Right now if you wanted to end up searching for something or the other on Google, pretty much the only thing that you can end up doing would be to type your search query in. Google, or any other search engine, would pick up the keywords from this search query and would compare them to the content that is displayed on various sites, subsequently showing you a list of relevant web pages that are ranked based on how relevant they might be at this current point in time.

With all of that having been said and now out of the way, it is important to note that Google has been trying to move away from this mode of searching for quite some time now. We have already seen Google trying to answer a lot of search queries directly from the results page through cards and the like, but two new forms of AI that Google unveiled at the I/O conference that recently occurred have revealed that Google might just end up trying to move away from text based searches entirely in favor of a more conversational approach that would have questions answered directly by the AI instead of a list of relevant web pages being shown to the inquirer.

The two new forms of AI are LaMDA and MUM, and both of them were able to offer a very intuitive search experience for people. An interesting depiction of the search functionality of this AI involved a visualization of the planet Pluto answering questions that were asked by itself, thereby creating a very immersive search experience that could be very interesting in the long run.

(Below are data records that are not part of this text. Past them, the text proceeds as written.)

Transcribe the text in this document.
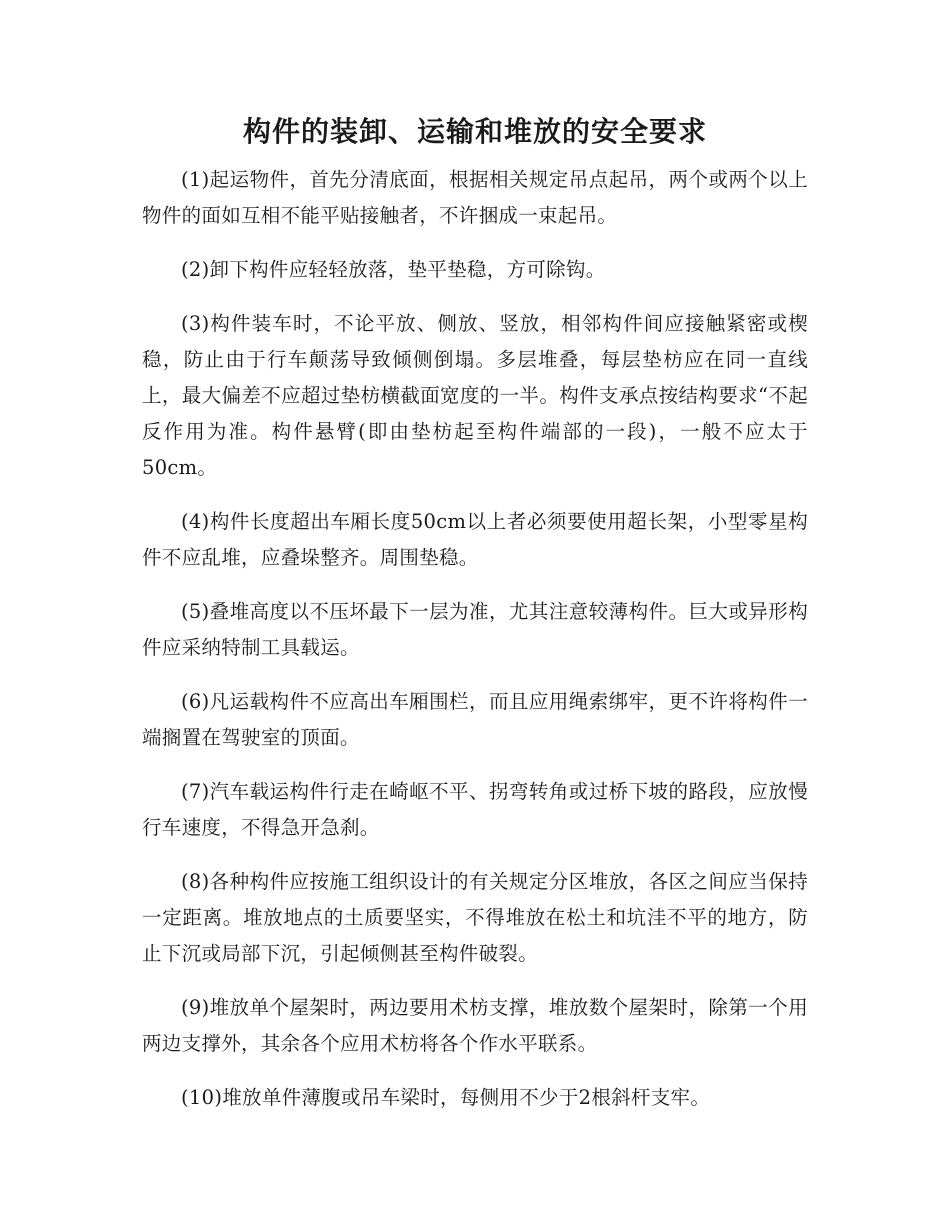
构件的装卸、运输和堆放的安全要求

(1)起运物件，首先分清底面，根据相关规定吊点起吊，两个或两个以上物件的面如互相不能平贴接触者，不许捆成一束起吊。

(2)卸下构件应轻轻放落，垫平垫稳，方可除钩。

(3)构件装车时，不论平放、侧放、竖放，相邻构件间应接触紧密或楔稳，防止由于行车颠荡导致倾侧倒塌。多层堆叠，每层垫枋应在同一直线上，最大偏差不应超过垫枋横截面宽度的一半。构件支承点按结构要求“不起反作用为准。构件悬臂(即由垫枋起至构件端部的一段)，一般不应太于50cm。

(4)构件长度超出车厢长度50cm以上者必须要使用超长架，小型零星构件不应乱堆，应叠垛整齐。周围垫稳。

(5)叠堆高度以不压坏最下一层为准，尤其注意较薄构件。巨大或异形构件应采纳特制工具载运。

(6)凡运载构件不应高出车厢围栏，而且应用绳索绑牢，更不许将构件一端搁置在驾驶室的顶面。

(7)汽车载运构件行走在崎岖不平、拐弯转角或过桥下坡的路段，应放慢行车速度，不得急开急刹。

(8)各种构件应按施工组织设计的有关规定分区堆放，各区之间应当保持一定距离。堆放地点的土质要坚实，不得堆放在松土和坑洼不平的地方，防止下沉或局部下沉，引起倾侧甚至构件破裂。

(9)堆放单个屋架时，两边要用术枋支撑，堆放数个屋架时，除第一个用两边支撑外，其余各个应用术枋将各个作水平联系。

(10)堆放单件薄腹或吊车梁时，每侧用不少于2根斜杆支牢。
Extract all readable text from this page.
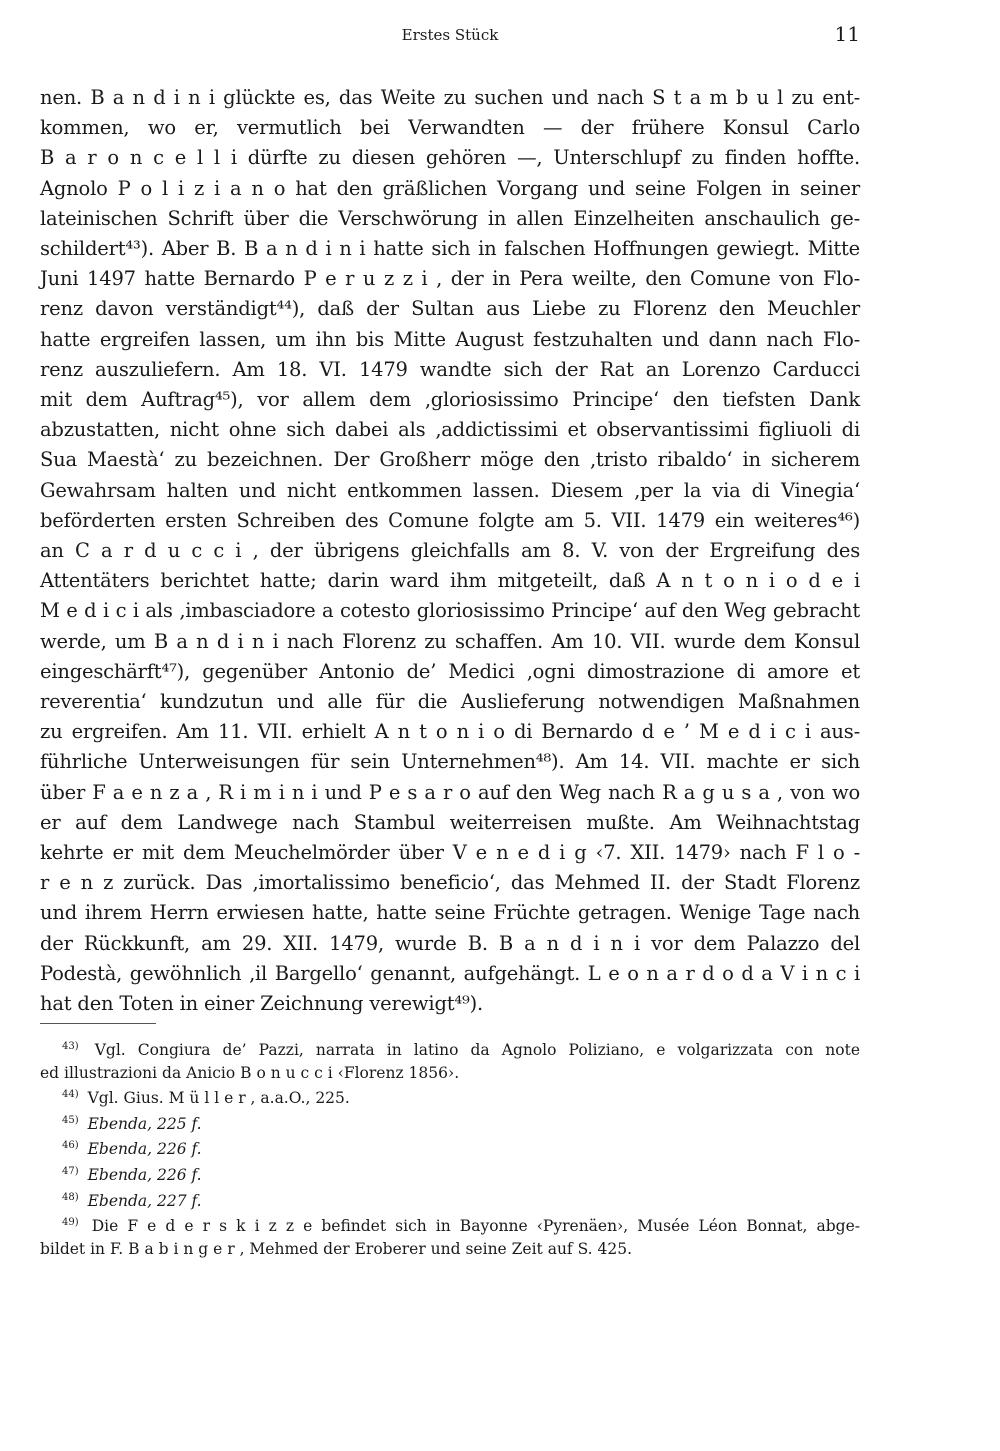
Erstes Stück	11
nen. B a n d i n i glückte es, das Weite zu suchen und nach S t a m b u l zu ent-
kommen, wo er, vermutlich bei Verwandten — der frühere Konsul Carlo
B a r o n c e l l i dürfte zu diesen gehören —, Unterschlupf zu finden hoffte.
Agnolo P o l i z i a n o hat den gräßlichen Vorgang und seine Folgen in seiner
lateinischen Schrift über die Verschwörung in allen Einzelheiten anschaulich ge-
schildert⁴³). Aber B. B a n d i n i hatte sich in falschen Hoffnungen gewiegt. Mitte
Juni 1497 hatte Bernardo P e r u z z i , der in Pera weilte, den Comune von Flo-
renz davon verständigt⁴⁴), daß der Sultan aus Liebe zu Florenz den Meuchler
hatte ergreifen lassen, um ihn bis Mitte August festzuhalten und dann nach Flo-
renz auszuliefern. Am 18. VI. 1479 wandte sich der Rat an Lorenzo Carducci
mit dem Auftrag⁴⁵), vor allem dem ‚gloriosissimo Principe‘ den tiefsten Dank
abzustatten, nicht ohne sich dabei als ‚addictissimi et observantissimi figliuoli di
Sua Maestà‘ zu bezeichnen. Der Großherr möge den ‚tristo ribaldo‘ in sicherem
Gewahrsam halten und nicht entkommen lassen. Diesem ‚per la via di Vinegia‘
beförderten ersten Schreiben des Comune folgte am 5. VII. 1479 ein weiteres⁴⁶)
an C a r d u c c i , der übrigens gleichfalls am 8. V. von der Ergreifung des
Attentäters berichtet hatte; darin ward ihm mitgeteilt, daß A n t o n i o d e i
M e d i c i als ‚imbasciadore a cotesto gloriosissimo Principe‘ auf den Weg gebracht
werde, um B a n d i n i nach Florenz zu schaffen. Am 10. VII. wurde dem Konsul
eingeschärft⁴⁷), gegenüber Antonio de’ Medici ‚ogni dimostrazione di amore et
reverentia‘ kundzutun und alle für die Auslieferung notwendigen Maßnahmen
zu ergreifen. Am 11. VII. erhielt A n t o n i o di Bernardo d e ’ M e d i c i aus-
führliche Unterweisungen für sein Unternehmen⁴⁸). Am 14. VII. machte er sich
über F a e n z a , R i m i n i und P e s a r o auf den Weg nach R a g u s a , von wo
er auf dem Landwege nach Stambul weiterreisen mußte. Am Weihnachtstag
kehrte er mit dem Meuchelmörder über V e n e d i g ‹7. XII. 1479› nach F l o -
r e n z zurück. Das ‚imortalissimo beneficio‘, das Mehmed II. der Stadt Florenz
und ihrem Herrn erwiesen hatte, hatte seine Früchte getragen. Wenige Tage nach
der Rückkunft, am 29. XII. 1479, wurde B. B a n d i n i vor dem Palazzo del
Podestà, gewöhnlich ‚il Bargello‘ genannt, aufgehängt. L e o n a r d o d a V i n c i
hat den Toten in einer Zeichnung verewigt⁴⁹).
$^{43)}$ Vgl. Congiura de’ Pazzi, narrata in latino da Agnolo Poliziano, e volgarizzata con note
ed illustrazioni da Anicio B o n u c c i ‹Florenz 1856›.
$^{44)}$ Vgl. Gius. M ü l l e r , a.a.O., 225.
$^{45)}$ Ebenda, 225 f.
$^{46)}$ Ebenda, 226 f.
$^{47)}$ Ebenda, 226 f.
$^{48)}$ Ebenda, 227 f.
$^{49)}$ Die F e d e r s k i z z e befindet sich in Bayonne ‹Pyrenäen›, Musée Léon Bonnat, abge-
bildet in F. B a b i n g e r , Mehmed der Eroberer und seine Zeit auf S. 425.
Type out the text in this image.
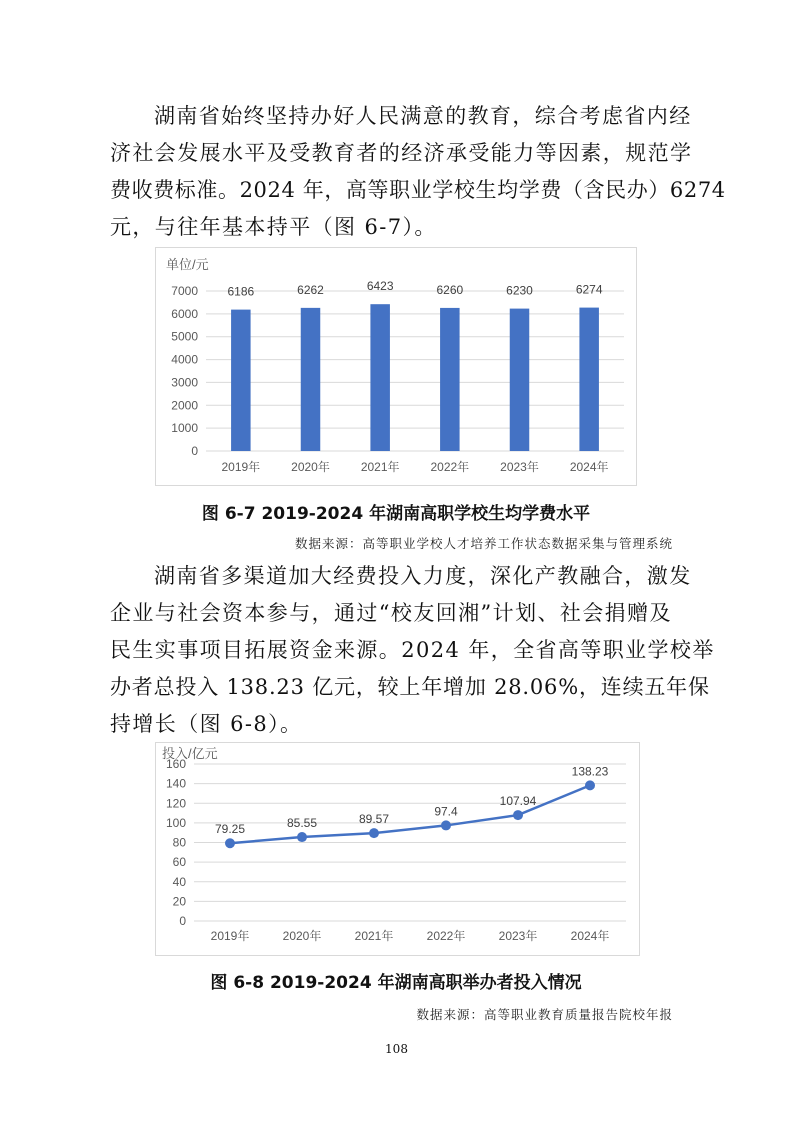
湖南省始终坚持办好人民满意的教育，综合考虑省内经
济社会发展水平及受教育者的经济承受能力等因素，规范学
费收费标准。2024 年，高等职业学校生均学费（含民办）6274
元，与往年基本持平（图 6-7）。
单位/元
0
1000
2000
3000
4000
5000
6000
7000
2019年	2020年	2021年	2022年	2023年	2024年
6186	6262	6423	6260	6230	6274

图 6-7 2019-2024 年湖南高职学校生均学费水平

数据来源：高等职业学校人才培养工作状态数据采集与管理系统

湖南省多渠道加大经费投入力度，深化产教融合，激发
企业与社会资本参与，通过“校友回湘”计划、社会捐赠及
民生实事项目拓展资金来源。2024 年，全省高等职业学校举
办者总投入 138.23 亿元，较上年增加 28.06%，连续五年保
持增长（图 6-8）。
投入/亿元
0
20
40
60
80
100
120
140
160
2019年	2020年	2021年	2022年	2023年	2024年
79.25	85.55	89.57
97.4
107.94
138.23

图 6-8 2019-2024 年湖南高职举办者投入情况

数据来源：高等职业教育质量报告院校年报

108
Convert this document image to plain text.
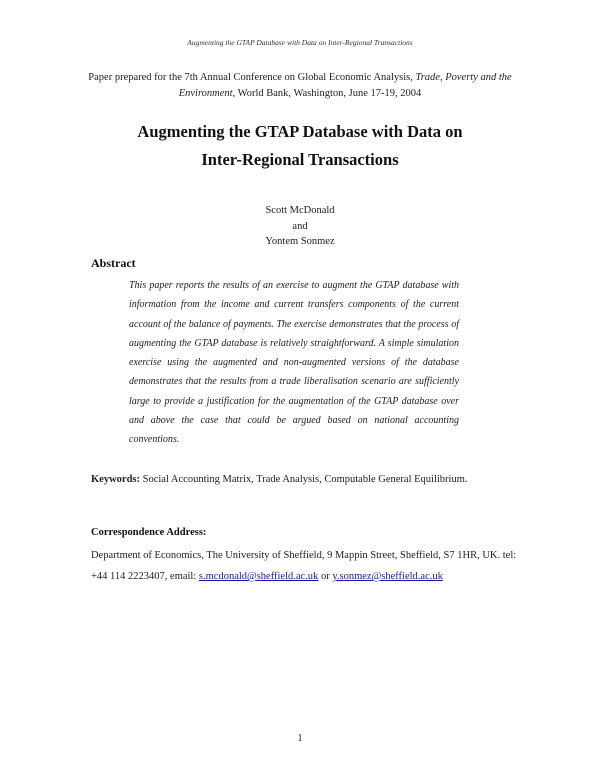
Augmenting the GTAP Database with Data on Inter-Regional Transactions
Paper prepared for the 7th Annual Conference on Global Economic Analysis, Trade, Poverty and the Environment, World Bank, Washington, June 17-19, 2004
Augmenting the GTAP Database with Data on
Inter-Regional Transactions
Scott McDonald
and
Yontem Sonmez
Abstract
This paper reports the results of an exercise to augment the GTAP database with information from the income and current transfers components of the current account of the balance of payments. The exercise demonstrates that the process of augmenting the GTAP database is relatively straightforward. A simple simulation exercise using the augmented and non-augmented versions of the database demonstrates that the results from a trade liberalisation scenario are sufficiently large to provide a justification for the augmentation of the GTAP database over and above the case that could be argued based on national accounting conventions.
Keywords: Social Accounting Matrix, Trade Analysis, Computable General Equilibrium.
Correspondence Address:
Department of Economics, The University of Sheffield, 9 Mappin Street, Sheffield, S7 1HR, UK. tel: +44 114 2223407, email: s.mcdonald@sheffield.ac.uk or y.sonmez@sheffield.ac.uk
1
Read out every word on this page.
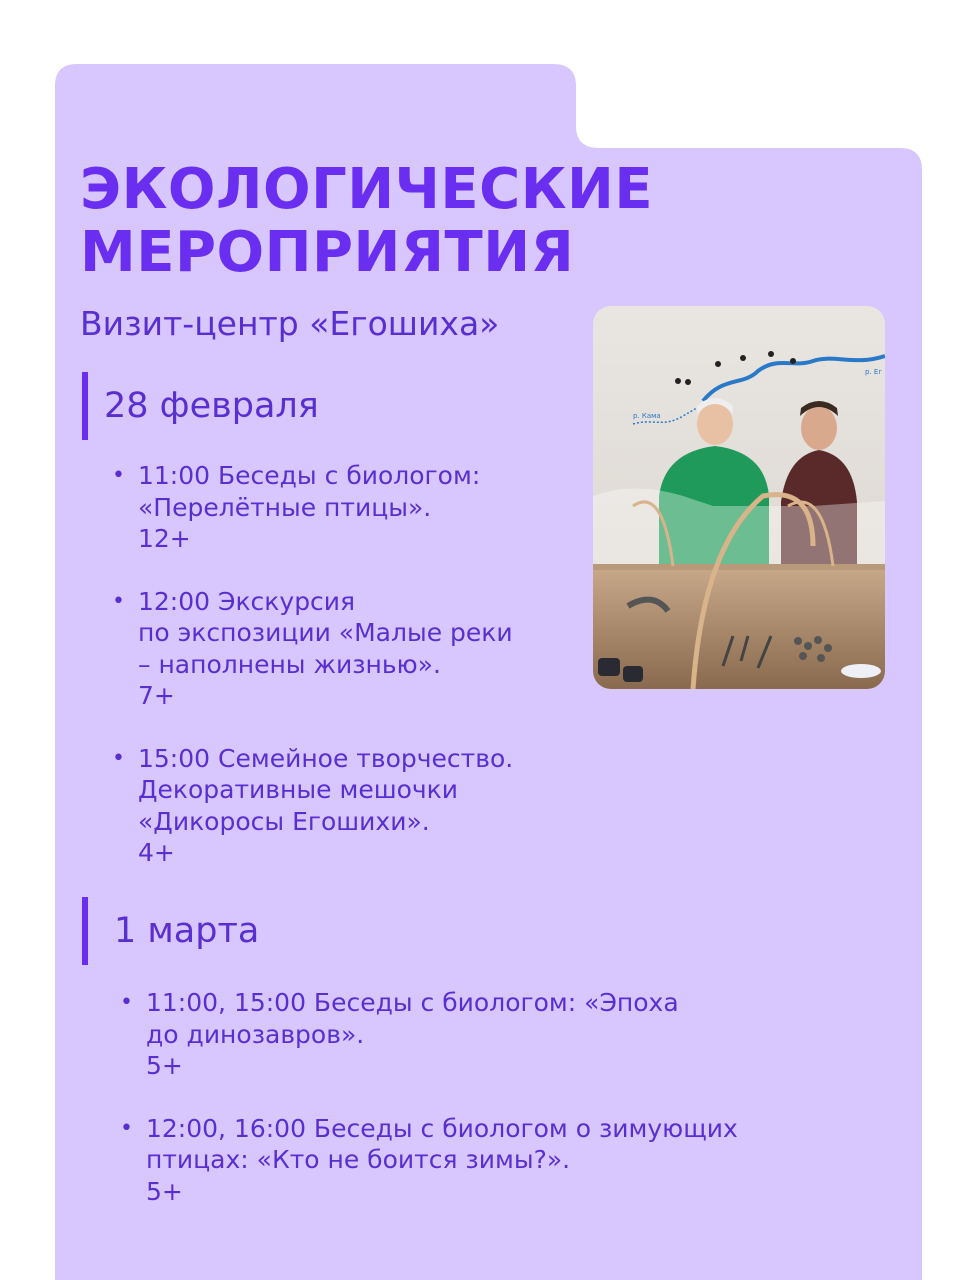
ЭКОЛОГИЧЕСКИЕ
МЕРОПРИЯТИЯ
Визит-центр «Егошиха»
р. Кама
р. Ег
28 февраля
• 11:00 Беседы с биологом:
«Перелётные птицы».
12+
• 12:00 Экскурсия
по экспозиции «Малые реки
– наполнены жизнью».
7+
• 15:00 Семейное творчество.
Декоративные мешочки
«Дикоросы Егошихи».
4+
1 марта
• 11:00, 15:00 Беседы с биологом: «Эпоха
до динозавров».
5+
• 12:00, 16:00 Беседы с биологом о зимующих
птицах: «Кто не боится зимы?».
5+
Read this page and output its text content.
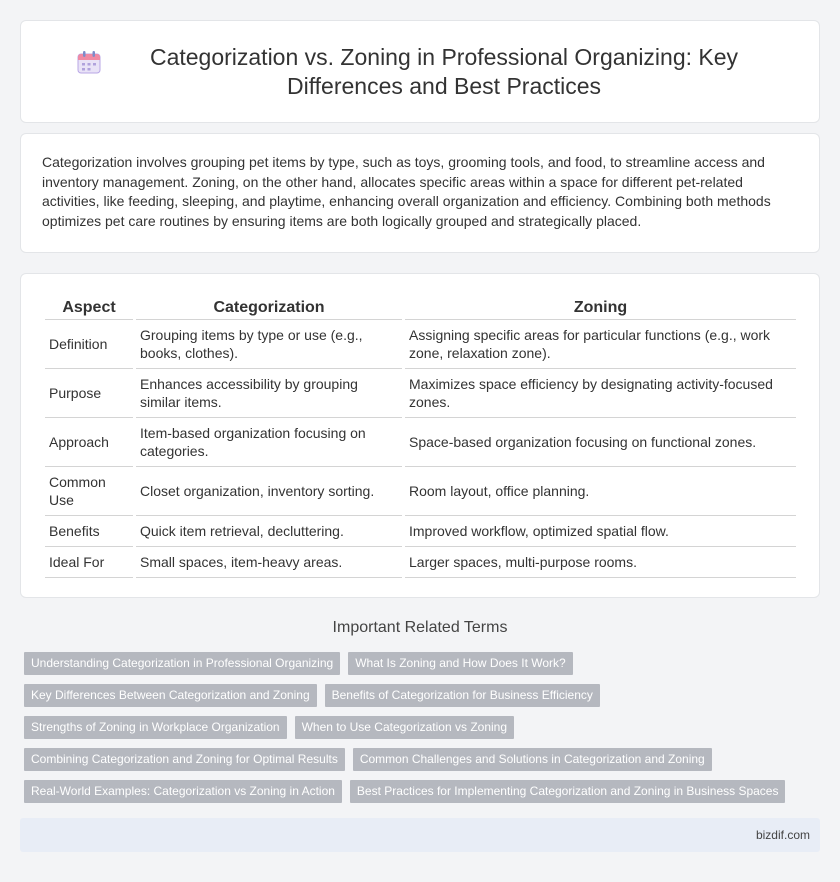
Categorization vs. Zoning in Professional Organizing: Key Differences and Best Practices

Categorization involves grouping pet items by type, such as toys, grooming tools, and food, to streamline access and inventory management. Zoning, on the other hand, allocates specific areas within a space for different pet-related activities, like feeding, sleeping, and playtime, enhancing overall organization and efficiency. Combining both methods optimizes pet care routines by ensuring items are both logically grouped and strategically placed.

Aspect	Categorization	Zoning
Definition	Grouping items by type or use (e.g., books, clothes).	Assigning specific areas for particular functions (e.g., work zone, relaxation zone).
Purpose	Enhances accessibility by grouping similar items.	Maximizes space efficiency by designating activity-focused zones.
Approach	Item-based organization focusing on categories.	Space-based organization focusing on functional zones.
Common Use	Closet organization, inventory sorting.	Room layout, office planning.
Benefits	Quick item retrieval, decluttering.	Improved workflow, optimized spatial flow.
Ideal For	Small spaces, item-heavy areas.	Larger spaces, multi-purpose rooms.
Important Related Terms
Understanding Categorization in Professional Organizing	What Is Zoning and How Does It Work?
Key Differences Between Categorization and Zoning	Benefits of Categorization for Business Efficiency
Strengths of Zoning in Workplace Organization	When to Use Categorization vs Zoning
Combining Categorization and Zoning for Optimal Results	Common Challenges and Solutions in Categorization and Zoning
Real-World Examples: Categorization vs Zoning in Action	Best Practices for Implementing Categorization and Zoning in Business Spaces
bizdif.com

However, it seems unlikely that conversational searches could replace text anytime soon. There is just too much nuance and variety in how people speak for this to be possible now. Voice search queries need to be spoken very carefully at present since AI can often face difficulty understanding various accents even though they are really common. Hence, Google’s plans might seem really futuristic and intriguing, but at the moment they are mostly just a glimpse of a future that isn’t likely to pass in the short term.